棉花糖和小麒麟反應極快,即便如此,在狹小的範圍內也難以施展身手,好在兩小隻默契十足。
一陣狂風,將所有人都卷出冰坑。棉花糖一臉茫然,全然不知對方在何處,雷靈閃爍危光,卻找不到目標。
這畫面著實有些詭異。
兩小隻面面相覷,一時間懷疑暗箭是端木雅射出來的。
濃濃的血腥味隨風吹散,引得那群在冰牆另一面的蛇族獸人們蠢蠢欲動。一個簡單的照面,藍瞳和齊韻全受了傷,兩人對視一眼,皆警惕了起來,是個高手。

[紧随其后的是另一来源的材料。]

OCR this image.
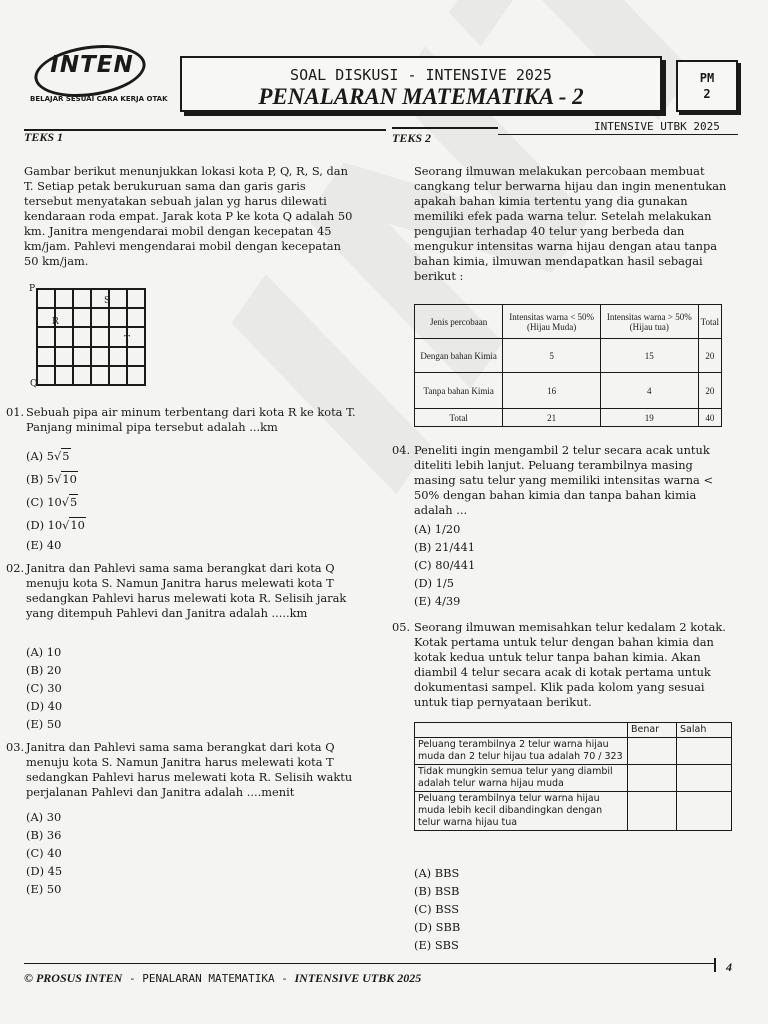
INTEN
BELAJAR SESUAI CARA KERJA OTAK
SOAL DISKUSI - INTENSIVE 2025
PENALARAN MATEMATIKA - 2
PM
2
INTENSIVE UTBK 2025
TEKS 1	TEKS 2
Gambar berikut menunjukkan lokasi kota P, Q, R, S, dan T. Setiap petak berukuruan sama dan garis garis tersebut menyatakan sebuah jalan yg harus dilewati kendaraan roda empat. Jarak kota P ke kota Q adalah 50 km. Janitra mengendarai mobil dengan kecepatan 45 km/jam. Pahlevi mengendarai mobil dengan kecepatan 50 km/jam.
P
Q
R
S
T
01. Sebuah pipa air minum terbentang dari kota R ke kota T. Panjang minimal pipa tersebut adalah ...km
(A) 5√5
(B) 5√10
(C) 10√5
(D) 10√10
(E) 40
02. Janitra dan Pahlevi sama sama berangkat dari kota Q menuju kota S. Namun Janitra harus melewati kota T sedangkan Pahlevi harus melewati kota R. Selisih jarak yang ditempuh Pahlevi dan Janitra adalah .....km
(A) 10
(B) 20
(C) 30
(D) 40
(E) 50
03. Janitra dan Pahlevi sama sama berangkat dari kota Q menuju kota S. Namun Janitra harus melewati kota T sedangkan Pahlevi harus melewati kota R. Selisih waktu perjalanan Pahlevi dan Janitra adalah ....menit
(A) 30
(B) 36
(C) 40
(D) 45
(E) 50
Seorang ilmuwan melakukan percobaan membuat cangkang telur berwarna hijau dan ingin menentukan apakah bahan kimia tertentu yang dia gunakan memiliki efek pada warna telur. Setelah melakukan pengujian terhadap 40 telur yang berbeda dan mengukur intensitas warna hijau dengan atau tanpa bahan kimia, ilmuwan mendapatkan hasil sebagai berikut :
Jenis percobaan	Intensitas warna < 50% (Hijau Muda)	Intensitas warna > 50% (Hijau tua)	Total
Dengan bahan Kimia	5	15	20
Tanpa bahan Kimia	16	4	20
Total	21	19	40
04. Peneliti ingin mengambil 2 telur secara acak untuk diteliti lebih lanjut. Peluang terambilnya masing masing satu telur yang memiliki intensitas warna < 50% dengan bahan kimia dan tanpa bahan kimia adalah ...
(A) 1/20
(B) 21/441
(C) 80/441
(D) 1/5
(E) 4/39
05. Seorang ilmuwan memisahkan telur kedalam 2 kotak. Kotak pertama untuk telur dengan bahan kimia dan kotak kedua untuk telur tanpa bahan kimia. Akan diambil 4 telur secara acak di kotak pertama untuk dokumentasi sampel. Klik pada kolom yang sesuai untuk tiap pernyataan berikut.
	Benar	Salah
Peluang terambilnya 2 telur warna hijau muda dan 2 telur hijau tua adalah 70 / 323		
Tidak mungkin semua telur yang diambil adalah telur warna hijau muda		
Peluang terambilnya telur warna hijau muda lebih kecil dibandingkan dengan telur warna hijau tua		
(A) BBS
(B) BSB
(C) BSS
(D) SBB
(E) SBS
© PROSUS INTEN - PENALARAN MATEMATIKA - INTENSIVE UTBK 2025
4
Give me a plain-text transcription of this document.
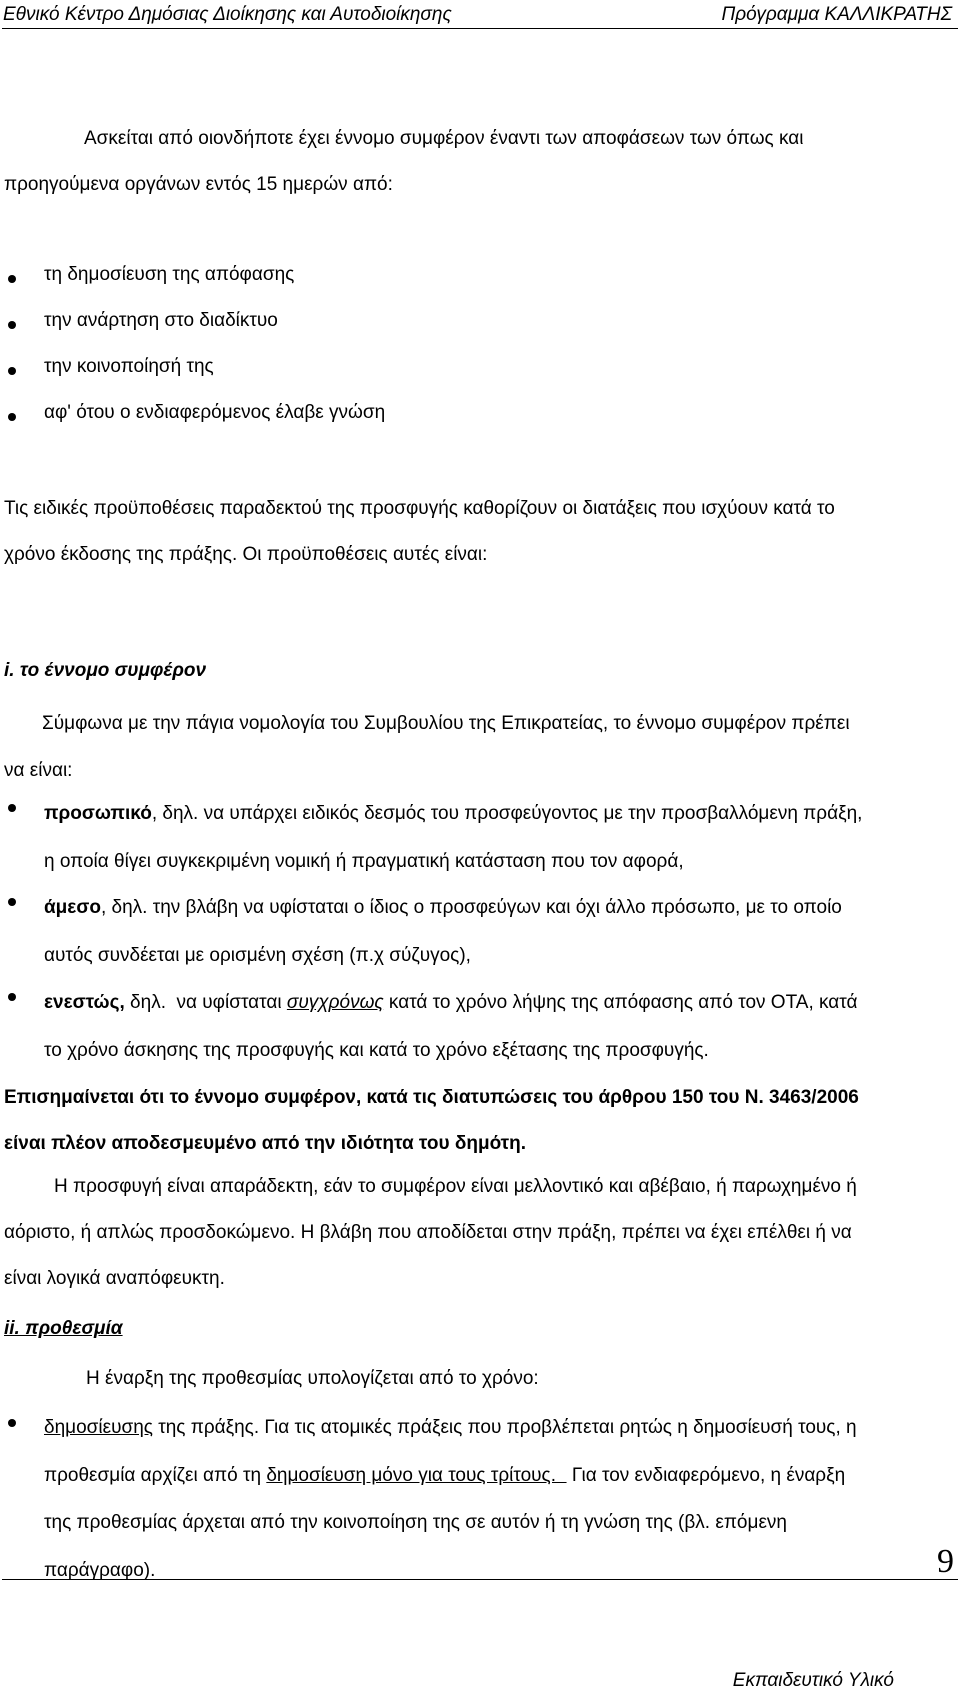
Εθνικό Κέντρο Δημόσιας Διοίκησης και Αυτοδιοίκησης	Πρόγραμμα ΚΑΛΛΙΚΡΑΤΗΣ
Ασκείται από οιονδήποτε έχει έννομο συμφέρον έναντι των αποφάσεων των όπως και
προηγούμενα οργάνων εντός 15 ημερών από:
τη δημοσίευση της απόφασης
την ανάρτηση στο διαδίκτυο
την κοινοποίησή της
αφ' ότου ο ενδιαφερόμενος έλαβε γνώση
Τις ειδικές προϋποθέσεις παραδεκτού της προσφυγής καθορίζουν οι διατάξεις που ισχύουν κατά το
χρόνο έκδοσης της πράξης. Οι προϋποθέσεις αυτές είναι:
i. το έννομο συμφέρον
Σύμφωνα με την πάγια νομολογία του Συμβουλίου της Επικρατείας, το έννομο συμφέρον πρέπει
να είναι:
προσωπικό, δηλ. να υπάρχει ειδικός δεσμός του προσφεύγοντος με την προσβαλλόμενη πράξη,
η οποία θίγει συγκεκριμένη νομική ή πραγματική κατάσταση που τον αφορά,
άμεσο, δηλ. την βλάβη να υφίσταται ο ίδιος ο προσφεύγων και όχι άλλο πρόσωπο, με το οποίο
αυτός συνδέεται με ορισμένη σχέση (π.χ σύζυγος),
ενεστώς, δηλ.  να υφίσταται συγχρόνως κατά το χρόνο λήψης της απόφασης από τον ΟΤΑ, κατά
το χρόνο άσκησης της προσφυγής και κατά το χρόνο εξέτασης της προσφυγής.
Επισημαίνεται ότι το έννομο συμφέρον, κατά τις διατυπώσεις του άρθρου 150 του Ν. 3463/2006
είναι πλέον αποδεσμευμένο από την ιδιότητα του δημότη.
Η προσφυγή είναι απαράδεκτη, εάν το συμφέρον είναι μελλοντικό και αβέβαιο, ή παρωχημένο ή
αόριστο, ή απλώς προσδοκώμενο. Η βλάβη που αποδίδεται στην πράξη, πρέπει να έχει επέλθει ή να
είναι λογικά αναπόφευκτη.
ii. προθεσμία
Η έναρξη της προθεσμίας υπολογίζεται από το χρόνο:
δημοσίευσης της πράξης. Για τις ατομικές πράξεις που προβλέπεται ρητώς η δημοσίευσή τους, η
προθεσμία αρχίζει από τη δημοσίευση μόνο για τους τρίτους.   Για τον ενδιαφερόμενο, η έναρξη
της προθεσμίας άρχεται από την κοινοποίηση της σε αυτόν ή τη γνώση της (βλ. επόμενη
παράγραφο).	9
Εκπαιδευτικό Υλικό
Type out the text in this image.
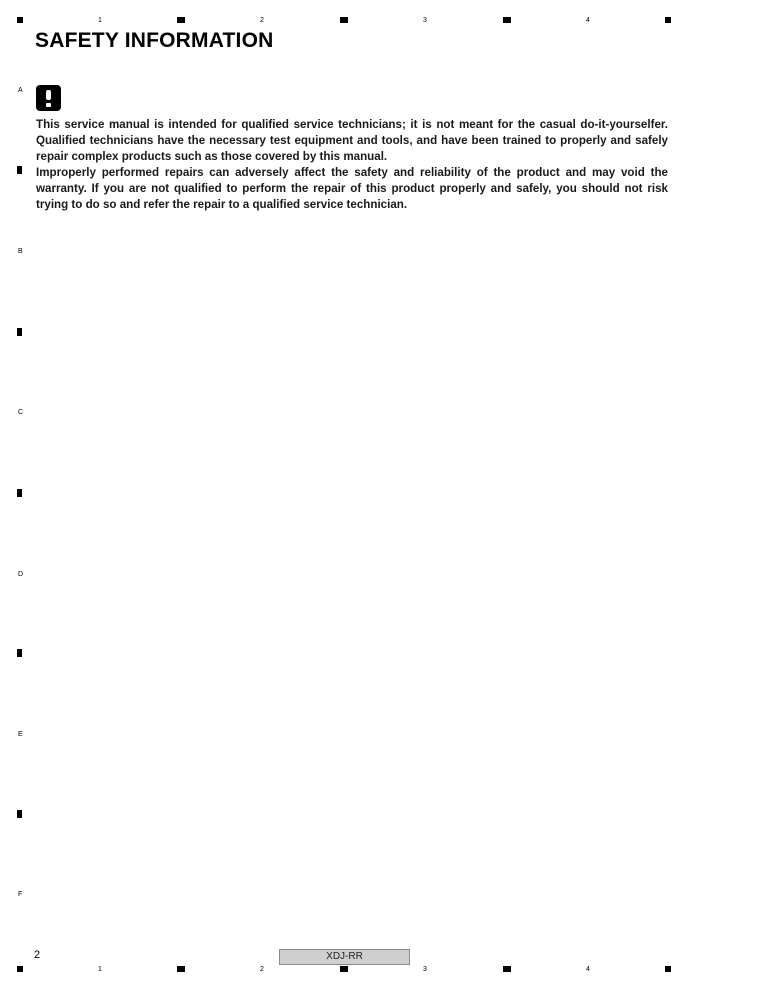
1	2	3	4
SAFETY INFORMATION
A
B
C
D
E
F

This service manual is intended for qualified service technicians; it is not meant for the casual do-it-yourselfer. Qualified technicians have the necessary test equipment and tools, and have been trained to properly and safely repair complex products such as those covered by this manual.

Improperly performed repairs can adversely affect the safety and reliability of the product and may void the warranty. If you are not qualified to perform the repair of this product properly and safely, you should not risk trying to do so and refer the repair to a qualified service technician.

2	XDJ-RR
1	2	3	4
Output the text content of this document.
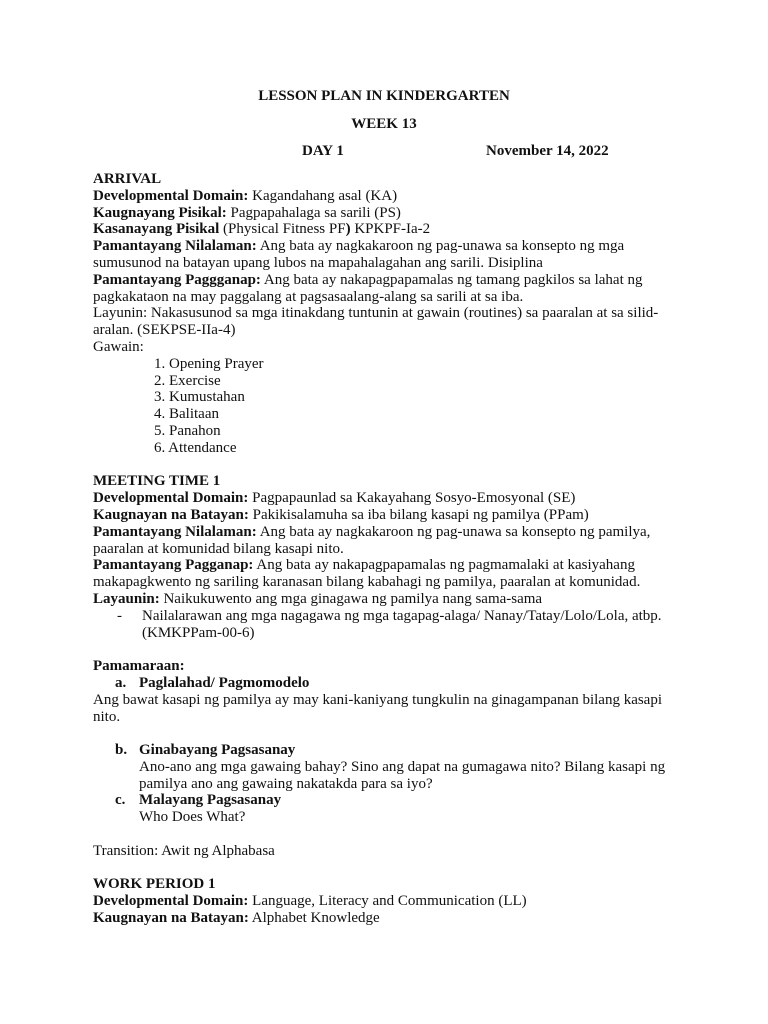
LESSON PLAN IN KINDERGARTEN
WEEK 13
DAY 1	November 14, 2022
ARRIVAL
Developmental Domain: Kagandahang asal (KA)
Kaugnayang Pisikal: Pagpapahalaga sa sarili (PS)
Kasanayang Pisikal (Physical Fitness PF) KPKPF-Ia-2
Pamantayang Nilalaman: Ang bata ay nagkakaroon ng pag-unawa sa konsepto ng mga sumusunod na batayan upang lubos na mapahalagahan ang sarili. Disiplina
Pamantayang Paggganap: Ang bata ay nakapagpapamalas ng tamang pagkilos sa lahat ng pagkakataon na may paggalang at pagsasaalang-alang sa sarili at sa iba.
Layunin: Nakasusunod sa mga itinakdang tuntunin at gawain (routines) sa paaralan at sa silid-aralan. (SEKPSE-IIa-4)
Gawain:
1. Opening Prayer
2. Exercise
3. Kumustahan
4. Balitaan
5. Panahon
6. Attendance
MEETING TIME 1
Developmental Domain: Pagpapaunlad sa Kakayahang Sosyo-Emosyonal (SE)
Kaugnayan na Batayan: Pakikisalamuha sa iba bilang kasapi ng pamilya (PPam)
Pamantayang Nilalaman: Ang bata ay nagkakaroon ng pag-unawa sa konsepto ng pamilya, paaralan at komunidad bilang kasapi nito.
Pamantayang Pagganap: Ang bata ay nakapagpapamalas ng pagmamalaki at kasiyahang makapagkwento ng sariling karanasan bilang kabahagi ng pamilya, paaralan at komunidad.
Layaunin: Naikukuwento ang mga ginagawa ng pamilya nang sama-sama
-	Nailalarawan ang mga nagagawa ng mga tagapag-alaga/ Nanay/Tatay/Lolo/Lola, atbp. (KMKPPam-00-6)
Pamamaraan:
a. Paglalahad/ Pagmomodelo
Ang bawat kasapi ng pamilya ay may kani-kaniyang tungkulin na ginagampanan bilang kasapi nito.
b. Ginabayang Pagsasanay
Ano-ano ang mga gawaing bahay? Sino ang dapat na gumagawa nito? Bilang kasapi ng pamilya ano ang gawaing nakatakda para sa iyo?
c. Malayang Pagsasanay
Who Does What?
Transition: Awit ng Alphabasa
WORK PERIOD 1
Developmental Domain: Language, Literacy and Communication (LL)
Kaugnayan na Batayan: Alphabet Knowledge
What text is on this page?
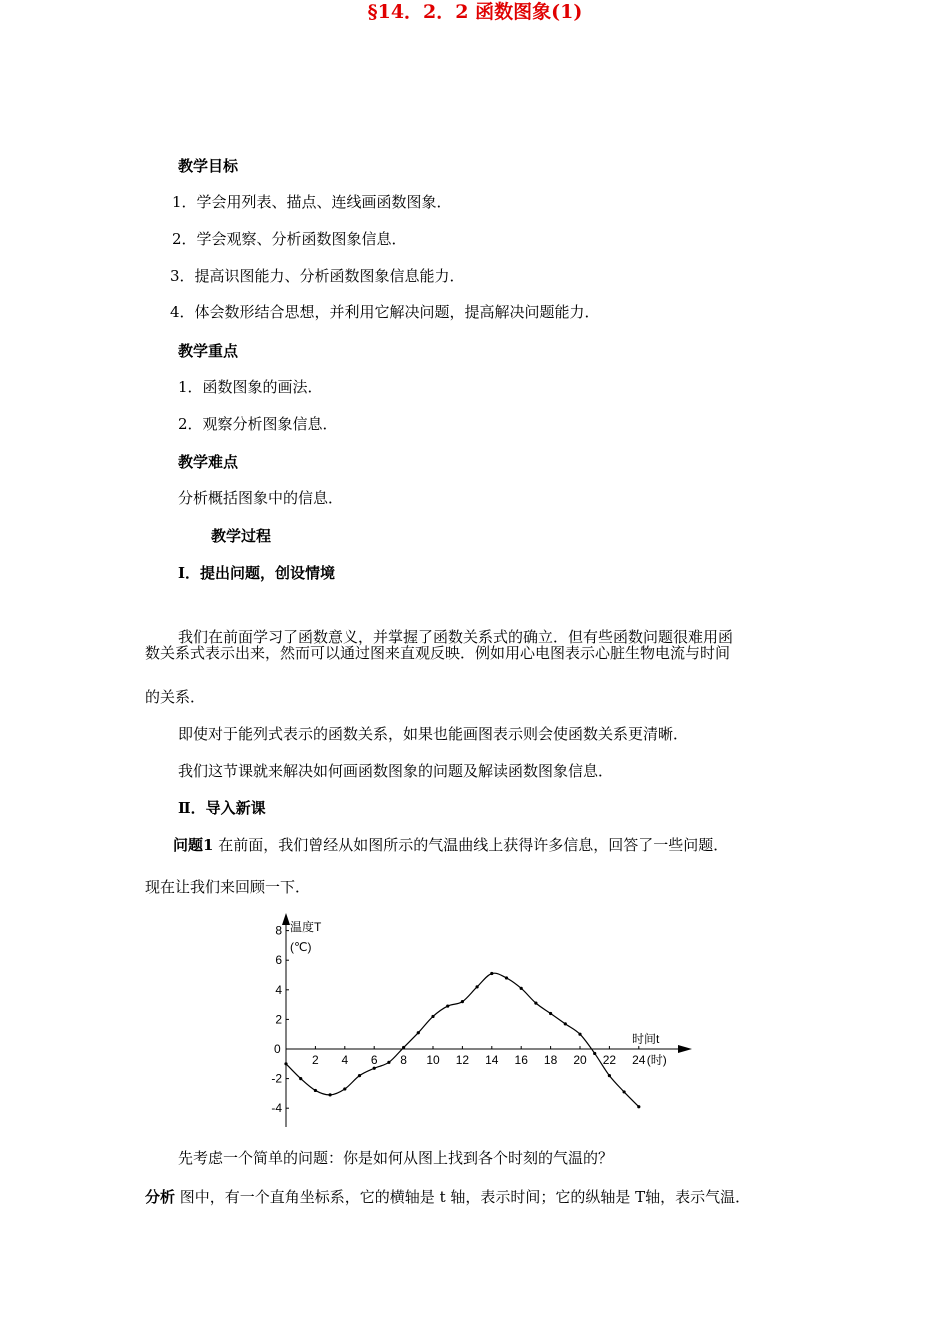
§14．2．2 函数图象(1)
教学目标
1．学会用列表、描点、连线画函数图象．
2．学会观察、分析函数图象信息．
3．提高识图能力、分析函数图象信息能力．
4．体会数形结合思想，并利用它解决问题，提高解决问题能力．
教学重点
1．函数图象的画法．
2．观察分析图象信息．
教学难点
分析概括图象中的信息．
教学过程
Ⅰ．提出问题，创设情境
我们在前面学习了函数意义，并掌握了函数关系式的确立．但有些函数问题很难用函
数关系式表示出来，然而可以通过图来直观反映．例如用心电图表示心脏生物电流与时间
的关系．
即使对于能列式表示的函数关系，如果也能画图表示则会使函数关系更清晰．
我们这节课就来解决如何画函数图象的问题及解读函数图象信息．
Ⅱ．导入新课
问题1 在前面，我们曾经从如图所示的气温曲线上获得许多信息，回答了一些问题．
现在让我们来回顾一下．
温度T
(℃)
时间t
0
2 4 6 8 10 12 14 16 18 20 22 24 (时)
8
6
4
2
-2
-4
先考虑一个简单的问题：你是如何从图上找到各个时刻的气温的？
分析 图中，有一个直角坐标系，它的横轴是 t 轴，表示时间；它的纵轴是 T轴，表示气温．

端木雅和那隻已能起身的火靈犬也被一併送入地面,她看著藍瞳和齊韻身上還在往下流淌的血跡,想上前又遲疑了,滿是愧疚,是她太大意了,之前所有努力,皆在今日今時功虧一簣,「是少主,他是空靈族後人,最是擅長——」
話還未說完,那看不見何處射來的暗箭這次毫不留情的全朝端木雅襲來,似要直接了斷了她的命。
對於叛徒,這是祝少一貫的作風。
「小雅,快閃開。」
端木雅心知這次自己是真的躲不開死神召喚,她眼一閉,心一橫,大聲吼,「暗殺,他最是擅長暗殺,他可預知——」
或者說是預判對手的下一步舉動,這是何等逆天的手筆。只要他想,他可以無敵,沒人能躲得過他的死亡召喚,沒有人。
不,還有一個人,羿嫻。
一陣強風颳過,吹掉了她的帽檐,吹亂了她的發。端木雅凍得一個激靈,預料中的死亡並未及時降臨,她掀開眼皮發現身前躲了兩道護身符。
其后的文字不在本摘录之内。